The proposal from the EPA looks to tackle the PFAS problem by, ideally, increasing transparency around the release of these harmful chemicals and by helping to hold polluters accountable for cleaning up their contamination. Although this sounds like an amazing move on paper, there are caveats that need to be monitored and potential pitfalls that need to be avoided at all costs.
Let’s start with the positives first – and there are quite a few. Firstly, PFOA and PFOS emissions over a certain threshold will trigger reporting requirements from the industries using these chemicals. The EPA will then be able to investigate and potentially require cleanup at sites contained by releases. Crucially, the EPA will be able to require the industries that released the PFOA and PFOS to pay for the cleanup. Many sites contaminated by PFOA and POFS are military installations that would hold the DOD responsible for the cleanup. Additionally, trash that contains a certain level of PFAS may be required to be disposed of in hazardous waste landfills. Currently, any number of consumer products, construction material, or other waste can freely go to municipal landfills where minimal controls mean these chemicals have a chance of leaching out into the surrounding communities.
Now, the bad news. Labeling these PFAS as hazardous chemicals means that thousands of sites suddenly become eligible to be added to the National Priorities List (NPL), or Superfund list. This list currently has 1,329 sites. With the addition of PFAS sites, this number would easily double if not triple. The current wait time for Superfund cleanup depends on many factors, but the size of the list is one of the main ones. As such, sites currently wait anywhere from a couple of years to more than a decade before cleanup commences. If the list is doubled or tripled, the cleanup times would easily follow suit. A community that has been waiting for cleanup for nearly a decade today, may get pushed further back and wait another decade before the contamination around them is removed.
The argument against this point is that most sites with PFOA and PFOS contamination are DOD installations, thus money would flow from this department. However, that is not guaranteed, and it will require constant pushing from the affected communities to ensure that the money comes in a timely manner. Since PFOA and PFOS have been phased out from many industries, finding responsible parties to pay for cleanup in non-DOD sites will most likely result in lengthy litigation battles that will only delay cleanup of contaminated sites even more.
Another potential pitfall is the disposal of PFAS containing materials.

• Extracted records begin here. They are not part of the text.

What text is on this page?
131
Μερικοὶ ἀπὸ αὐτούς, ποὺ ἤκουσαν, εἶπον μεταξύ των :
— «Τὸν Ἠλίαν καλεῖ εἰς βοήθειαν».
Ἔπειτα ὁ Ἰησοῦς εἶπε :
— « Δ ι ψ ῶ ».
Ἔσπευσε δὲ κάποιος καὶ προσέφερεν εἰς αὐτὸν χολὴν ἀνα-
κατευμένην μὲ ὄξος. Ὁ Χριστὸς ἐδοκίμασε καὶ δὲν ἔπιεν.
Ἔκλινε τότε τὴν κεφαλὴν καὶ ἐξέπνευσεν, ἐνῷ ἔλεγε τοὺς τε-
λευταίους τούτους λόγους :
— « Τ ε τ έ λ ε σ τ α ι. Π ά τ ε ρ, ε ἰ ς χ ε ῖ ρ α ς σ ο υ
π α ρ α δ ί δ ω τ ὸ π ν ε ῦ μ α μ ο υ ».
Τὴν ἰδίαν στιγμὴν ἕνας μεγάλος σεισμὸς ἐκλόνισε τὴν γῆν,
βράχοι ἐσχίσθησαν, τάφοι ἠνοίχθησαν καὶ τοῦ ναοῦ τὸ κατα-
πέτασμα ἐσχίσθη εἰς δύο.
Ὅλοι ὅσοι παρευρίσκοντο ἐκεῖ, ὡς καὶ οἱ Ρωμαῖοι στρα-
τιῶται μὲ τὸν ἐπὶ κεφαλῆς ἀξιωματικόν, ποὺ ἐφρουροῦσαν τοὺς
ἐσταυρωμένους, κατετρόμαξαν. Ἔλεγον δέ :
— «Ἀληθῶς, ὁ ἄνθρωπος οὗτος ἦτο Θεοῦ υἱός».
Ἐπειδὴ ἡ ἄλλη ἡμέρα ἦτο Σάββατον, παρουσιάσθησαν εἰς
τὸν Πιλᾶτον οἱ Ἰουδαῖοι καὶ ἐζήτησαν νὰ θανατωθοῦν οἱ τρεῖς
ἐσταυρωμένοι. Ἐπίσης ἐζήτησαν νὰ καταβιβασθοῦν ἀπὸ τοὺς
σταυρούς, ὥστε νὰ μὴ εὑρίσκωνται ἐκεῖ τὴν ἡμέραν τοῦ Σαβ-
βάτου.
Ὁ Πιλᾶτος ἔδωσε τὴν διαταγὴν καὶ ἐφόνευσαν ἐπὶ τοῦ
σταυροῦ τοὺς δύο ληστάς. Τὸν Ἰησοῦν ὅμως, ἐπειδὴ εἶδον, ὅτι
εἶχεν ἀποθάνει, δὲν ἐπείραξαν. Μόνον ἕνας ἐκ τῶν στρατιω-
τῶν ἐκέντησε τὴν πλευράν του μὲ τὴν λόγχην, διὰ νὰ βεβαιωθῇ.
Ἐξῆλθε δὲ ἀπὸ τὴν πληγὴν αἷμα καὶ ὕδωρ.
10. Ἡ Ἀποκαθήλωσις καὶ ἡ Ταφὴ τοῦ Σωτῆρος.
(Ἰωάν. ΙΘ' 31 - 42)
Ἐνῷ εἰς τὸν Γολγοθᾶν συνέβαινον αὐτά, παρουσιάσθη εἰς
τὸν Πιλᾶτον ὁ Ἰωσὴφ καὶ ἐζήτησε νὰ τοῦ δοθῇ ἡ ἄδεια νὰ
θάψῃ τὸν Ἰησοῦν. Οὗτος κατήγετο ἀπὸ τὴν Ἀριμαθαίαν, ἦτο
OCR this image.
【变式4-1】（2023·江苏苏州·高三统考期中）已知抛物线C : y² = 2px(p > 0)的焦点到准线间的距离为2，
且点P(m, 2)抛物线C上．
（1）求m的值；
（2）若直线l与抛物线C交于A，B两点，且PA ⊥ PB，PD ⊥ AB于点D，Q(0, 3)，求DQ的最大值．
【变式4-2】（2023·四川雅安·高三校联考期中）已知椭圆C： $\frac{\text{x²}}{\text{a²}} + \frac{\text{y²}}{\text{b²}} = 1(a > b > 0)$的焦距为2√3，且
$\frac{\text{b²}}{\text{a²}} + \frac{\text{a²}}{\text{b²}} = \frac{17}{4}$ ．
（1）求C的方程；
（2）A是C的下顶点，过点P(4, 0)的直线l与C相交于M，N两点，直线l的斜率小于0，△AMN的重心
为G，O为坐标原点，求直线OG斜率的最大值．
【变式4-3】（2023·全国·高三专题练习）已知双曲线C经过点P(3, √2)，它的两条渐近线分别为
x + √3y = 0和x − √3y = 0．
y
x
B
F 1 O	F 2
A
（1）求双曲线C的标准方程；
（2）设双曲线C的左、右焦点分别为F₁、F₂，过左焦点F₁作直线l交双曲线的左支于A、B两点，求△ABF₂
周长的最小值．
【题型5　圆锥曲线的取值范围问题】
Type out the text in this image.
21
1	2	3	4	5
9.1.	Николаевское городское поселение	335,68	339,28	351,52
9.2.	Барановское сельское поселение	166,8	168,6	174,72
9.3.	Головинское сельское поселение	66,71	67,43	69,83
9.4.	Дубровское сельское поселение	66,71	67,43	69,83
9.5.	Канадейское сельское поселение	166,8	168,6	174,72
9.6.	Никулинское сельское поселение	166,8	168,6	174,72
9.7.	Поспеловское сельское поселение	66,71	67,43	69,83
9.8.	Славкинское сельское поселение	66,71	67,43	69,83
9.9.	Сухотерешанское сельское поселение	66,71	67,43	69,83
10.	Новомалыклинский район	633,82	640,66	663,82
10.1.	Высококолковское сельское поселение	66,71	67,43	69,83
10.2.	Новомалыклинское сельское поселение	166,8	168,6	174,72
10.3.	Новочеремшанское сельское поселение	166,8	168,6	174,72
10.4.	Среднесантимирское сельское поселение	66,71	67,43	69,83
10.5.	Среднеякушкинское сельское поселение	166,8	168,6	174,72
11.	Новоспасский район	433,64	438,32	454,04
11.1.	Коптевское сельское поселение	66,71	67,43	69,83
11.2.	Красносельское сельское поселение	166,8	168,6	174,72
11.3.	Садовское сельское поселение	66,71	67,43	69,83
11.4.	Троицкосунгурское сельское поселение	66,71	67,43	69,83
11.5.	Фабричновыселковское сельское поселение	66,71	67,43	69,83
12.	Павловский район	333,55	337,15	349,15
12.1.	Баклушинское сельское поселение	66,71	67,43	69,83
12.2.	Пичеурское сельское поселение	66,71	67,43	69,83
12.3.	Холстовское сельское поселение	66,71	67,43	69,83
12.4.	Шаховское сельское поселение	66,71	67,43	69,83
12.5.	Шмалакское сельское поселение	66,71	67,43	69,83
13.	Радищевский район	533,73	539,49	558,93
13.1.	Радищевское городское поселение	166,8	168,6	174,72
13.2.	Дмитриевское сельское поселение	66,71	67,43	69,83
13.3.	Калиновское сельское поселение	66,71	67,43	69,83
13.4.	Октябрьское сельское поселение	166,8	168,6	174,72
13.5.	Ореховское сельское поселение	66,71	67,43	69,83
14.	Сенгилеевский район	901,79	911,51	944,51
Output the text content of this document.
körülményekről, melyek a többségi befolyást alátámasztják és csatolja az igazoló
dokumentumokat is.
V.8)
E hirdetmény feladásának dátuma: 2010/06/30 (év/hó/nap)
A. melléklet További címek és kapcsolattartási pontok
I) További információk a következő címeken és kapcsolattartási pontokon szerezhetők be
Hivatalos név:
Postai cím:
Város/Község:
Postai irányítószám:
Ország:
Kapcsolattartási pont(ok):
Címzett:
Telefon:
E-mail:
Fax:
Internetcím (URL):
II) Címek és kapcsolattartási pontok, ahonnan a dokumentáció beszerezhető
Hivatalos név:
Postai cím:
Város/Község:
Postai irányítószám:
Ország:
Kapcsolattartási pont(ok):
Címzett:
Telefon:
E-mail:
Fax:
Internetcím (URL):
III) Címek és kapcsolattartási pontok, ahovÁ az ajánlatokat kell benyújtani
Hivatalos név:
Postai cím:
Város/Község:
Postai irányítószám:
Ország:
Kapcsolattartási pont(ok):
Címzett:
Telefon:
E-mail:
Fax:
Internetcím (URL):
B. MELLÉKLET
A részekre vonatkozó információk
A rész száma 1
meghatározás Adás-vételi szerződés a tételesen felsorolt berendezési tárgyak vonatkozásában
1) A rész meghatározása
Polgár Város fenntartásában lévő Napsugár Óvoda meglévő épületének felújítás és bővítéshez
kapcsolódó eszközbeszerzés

Although the proposed rule would make many PFAS waste go into hazardous waste landfills, a significant number will escape this requirement. The oil and gas industry is exempt from CERCLA, which means their byproducts are not required to follow CERCLA disposal guidelines. Waste from oil and gas drilling, especially fracking waste, contains large amounts of various PFAS, including PFOA and PFOS. This waste would escape regulation and be free to contaminate communities around non-hazardous waste landfills.
All in all, this move from the EPA is a very welcome step to combat PFAS pollution. However, there are several ways in which industries can avoid these implications, and even some ways that the designation can hurt existing communities. CHEJ is weary of these potential pitfalls and encourages the USEPA, as well as the environmental community, to ensure that they do not materialize as detriments to environmental justice communities.